Edifício Malleta se torna um cinquentão

Reportagem do jornal Estado de Minas


Domingo 04 de outubro de 2009 08:19
República independente
Edifício Malleta se torna um cinquentão
Reduto de boêmios e intelectuais nas décadas de 1960 e 1970 e território democrático durante a ditadura, prédio do Centro de Belo Horizonte comemora 50 anos com histórias inesquecíveis
Gustavo Werneck - Estado de Minas


Beto Novaes/EM/D.A Press






Ele nasceu para ser outra cidade dentro de Belo Horizonte, com área residencial, lojas, serviços, bares e restaurantes. Mas logo nos primeiros anos, como se fosse predestinado, mostrou a sua irresistível e natural vocação para reunir gente das artes, intelectuais, escritores, jornalistas, estudantes, boêmios, sonhos incandescentes e altas discussões. Tudo isso num clima libertário, com um pé em atitudes revolucionárias e outro numa atmosfera meio maldita e permeada pelos prazeres da vida. O conjunto Arcangelo Maletta, na esquina da Avenida Augusto de Lima com Rua da Bahia, no Centro, completa sábado 50 anos, com ampla programação durante o mês. Nas bodas de ouro, o Maletta quer deixar bem longe a fama de mau das décadas de 1960 e 1970 e ganhar ares da modernidade. Mesmo que, para alguns moradores, tenha se transformado num palácio de tranquilidade, o tempo e os mais jovens só reforçam o passado de glórias e o glamour do prédio, também um refúgio durante a ditadura militar, numa reverência à história que se confunde com um pedaço importante da memória de BH. Por suas galerias, bares e restaurantes ou inferninhos circularam Pedro Nava (1903-1984), Murilo Rubião (1916-1991), Roberto Drummond (1933-2002), o artista plástico Chanina, Milton Nascimento e outras personalidades que deixaram saudade.

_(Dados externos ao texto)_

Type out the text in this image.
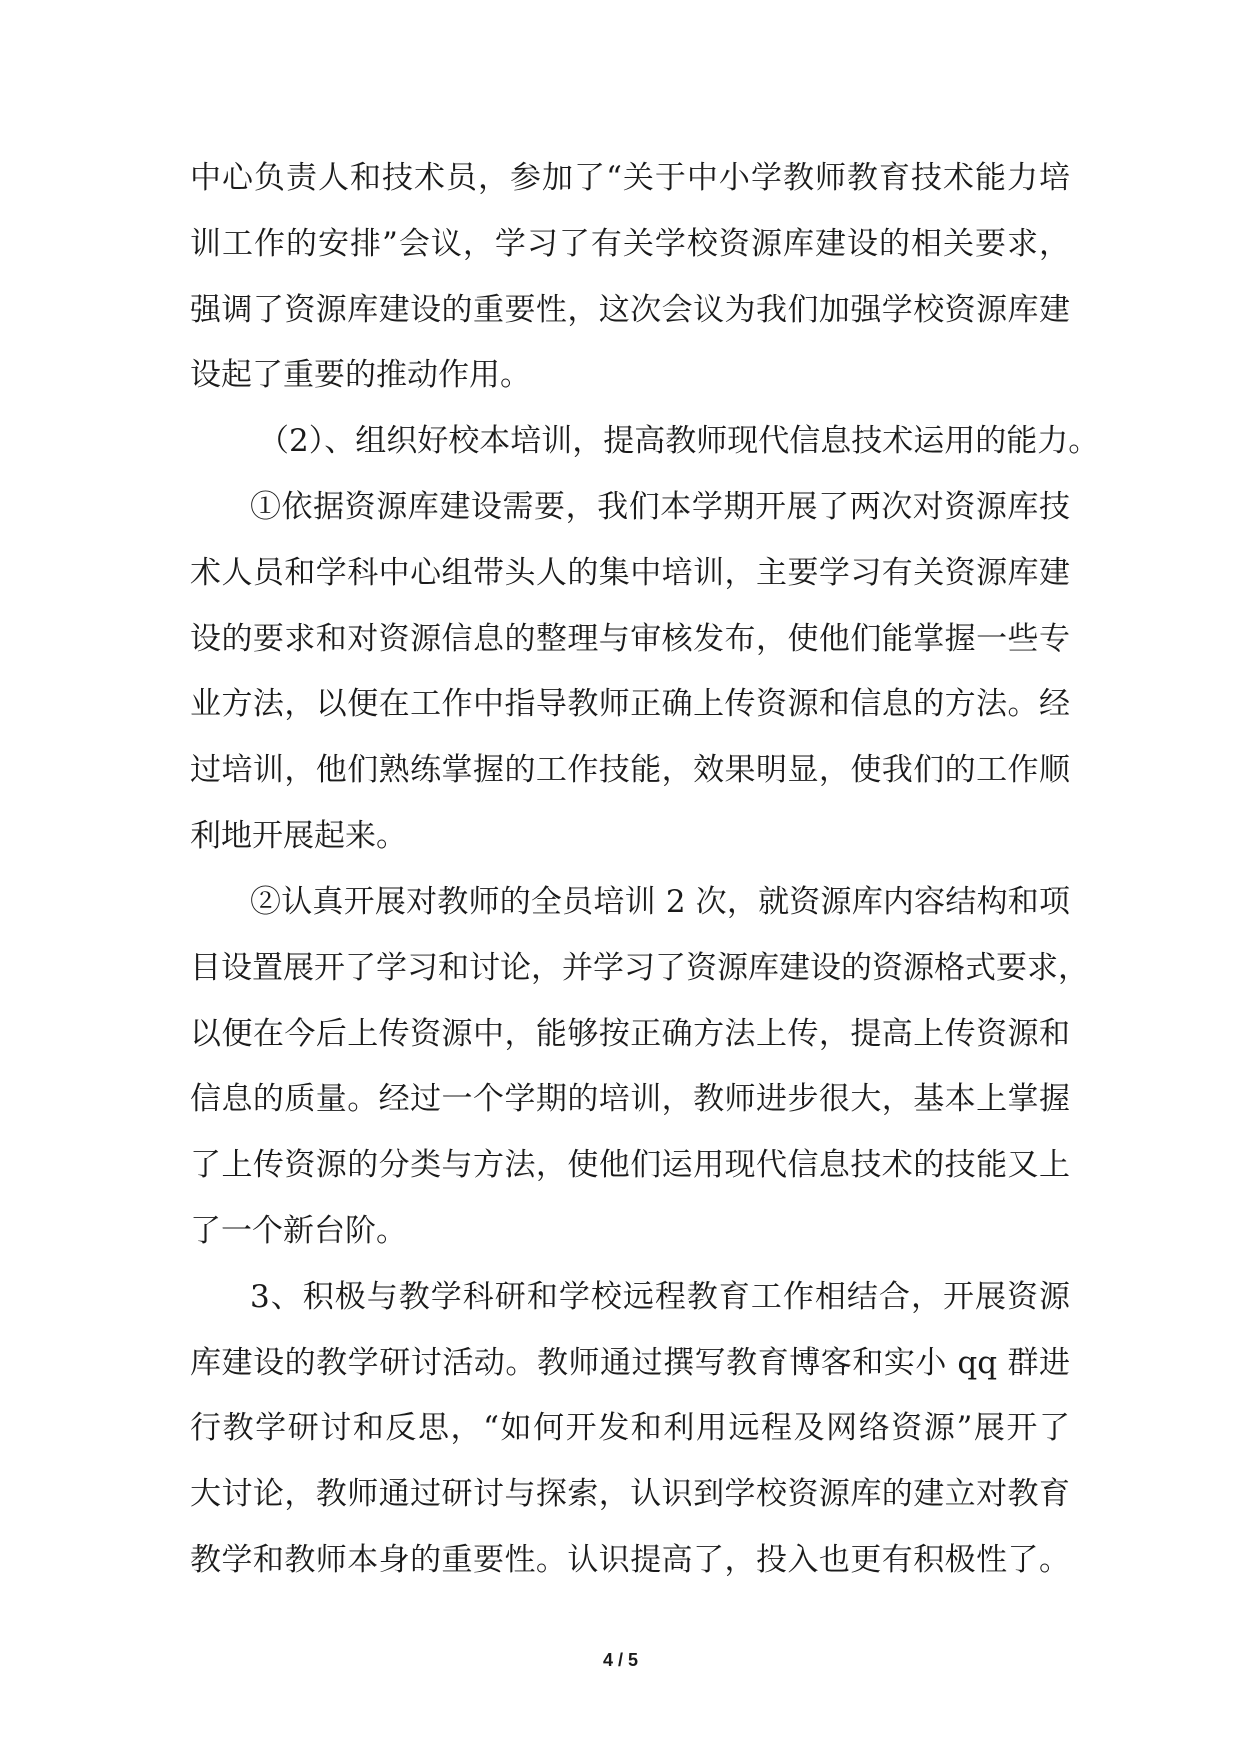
中心负责人和技术员，参加了“关于中小学教师教育技术能力培
训工作的安排”会议，学习了有关学校资源库建设的相关要求，
强调了资源库建设的重要性，这次会议为我们加强学校资源库建
设起了重要的推动作用。
（2）、组织好校本培训，提高教师现代信息技术运用的能力。
①依据资源库建设需要，我们本学期开展了两次对资源库技
术人员和学科中心组带头人的集中培训，主要学习有关资源库建
设的要求和对资源信息的整理与审核发布，使他们能掌握一些专
业方法，以便在工作中指导教师正确上传资源和信息的方法。经
过培训，他们熟练掌握的工作技能，效果明显，使我们的工作顺
利地开展起来。
②认真开展对教师的全员培训 2 次，就资源库内容结构和项
目设置展开了学习和讨论，并学习了资源库建设的资源格式要求，
以便在今后上传资源中，能够按正确方法上传，提高上传资源和
信息的质量。经过一个学期的培训，教师进步很大，基本上掌握
了上传资源的分类与方法，使他们运用现代信息技术的技能又上
了一个新台阶。
3、积极与教学科研和学校远程教育工作相结合，开展资源
库建设的教学研讨活动。教师通过撰写教育博客和实小 qq 群进
行教学研讨和反思，“如何开发和利用远程及网络资源”展开了
大讨论，教师通过研讨与探索，认识到学校资源库的建立对教育
教学和教师本身的重要性。认识提高了，投入也更有积极性了。
4 / 5
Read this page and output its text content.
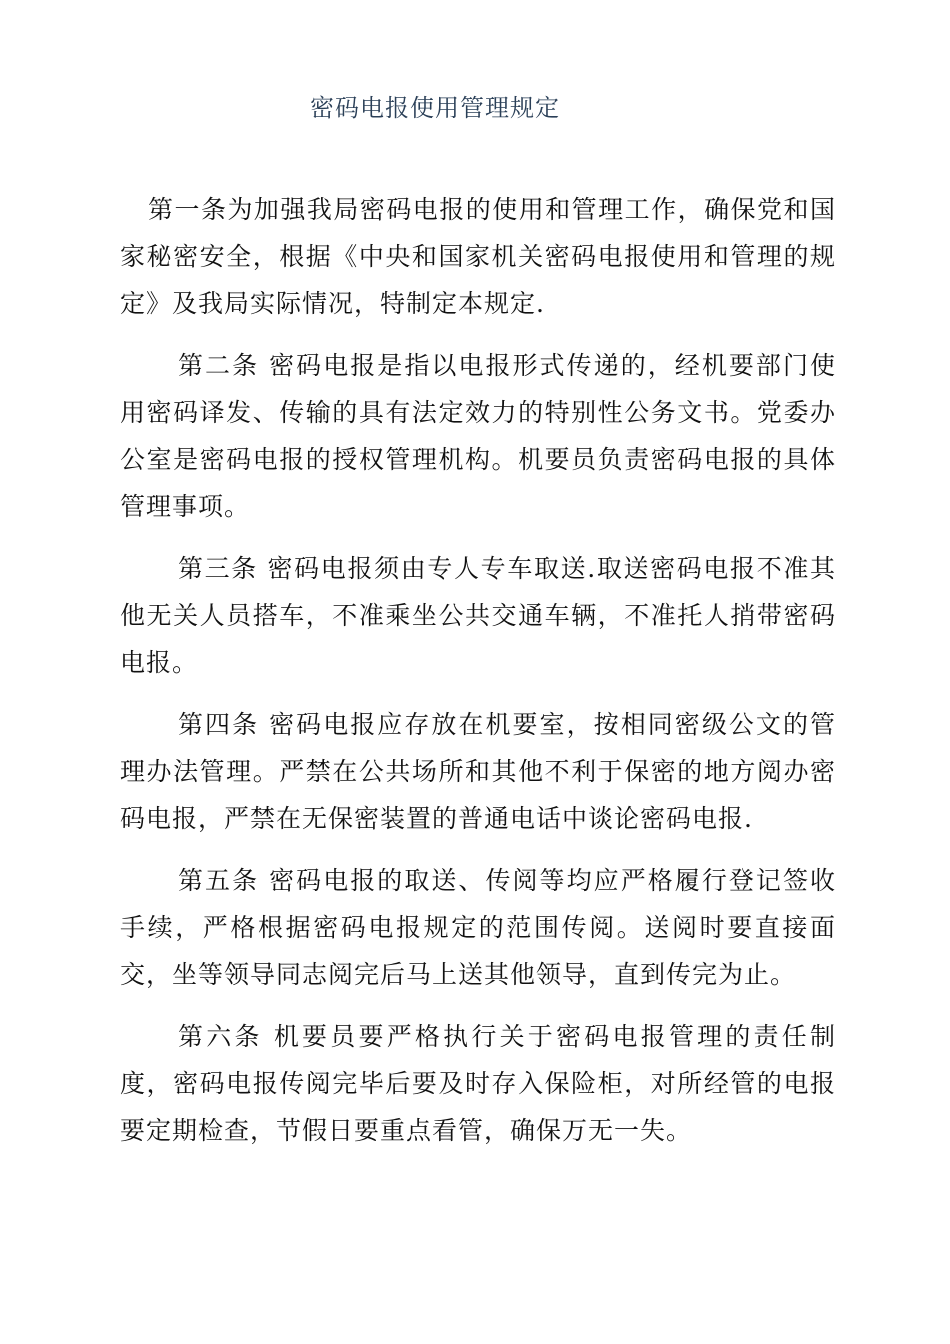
密码电报使用管理规定

第一条为加强我局密码电报的使用和管理工作，确保党和国家秘密安全，根据《中央和国家机关密码电报使用和管理的规定》及我局实际情况，特制定本规定.

第二条 密码电报是指以电报形式传递的，经机要部门使用密码译发、传输的具有法定效力的特别性公务文书。党委办公室是密码电报的授权管理机构。机要员负责密码电报的具体管理事项。

第三条 密码电报须由专人专车取送.取送密码电报不准其他无关人员搭车，不准乘坐公共交通车辆，不准托人捎带密码电报。

第四条 密码电报应存放在机要室，按相同密级公文的管理办法管理。严禁在公共场所和其他不利于保密的地方阅办密码电报，严禁在无保密装置的普通电话中谈论密码电报.

第五条 密码电报的取送、传阅等均应严格履行登记签收手续，严格根据密码电报规定的范围传阅。送阅时要直接面交，坐等领导同志阅完后马上送其他领导，直到传完为止。

第六条 机要员要严格执行关于密码电报管理的责任制度，密码电报传阅完毕后要及时存入保险柜，对所经管的电报要定期检查，节假日要重点看管，确保万无一失。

São 14h de uma sexta-feira nublada em Belo Horizonte. O trânsito está lento na Avenida Augusto de Lima, a tarde abafada, mas o chaveiro Nildo de Oliveira, de 70 anos, mantém o bom humor e calma habituais. Há 42 anos, em sua oficina na entrada do Edifício Maletta, ele é testemunha involuntária de todo o entra e sai no condomínio. Diariamente, cerca de 5 mil pessoas passam pela galeria principal em direção aos apartamentos ou a bares, livrarias, sebos, barbearias, salões de beleza, relojoarias e outras lojas. Aos poucos, Nildo mostra outra qualidade: discrição, o que é uma tristeza para os curiosos. Seu ponto privilegiado fica ao lado da pioneira Livraria Eldorado e em frente à Cantina do Lucas, restaurante que abriu as portas em 1962, foi tombado como patrimônio cultural da cidade e virou a grande vedete gastronômica do prédio cinquentão. Muito do charme da casa, todos reconhecem, foi entregue de bandeja pelo garçom “Seu” Olímpio (1919-2003), esquerdista, politizado até a medula e confidente noite adentro dos clientes.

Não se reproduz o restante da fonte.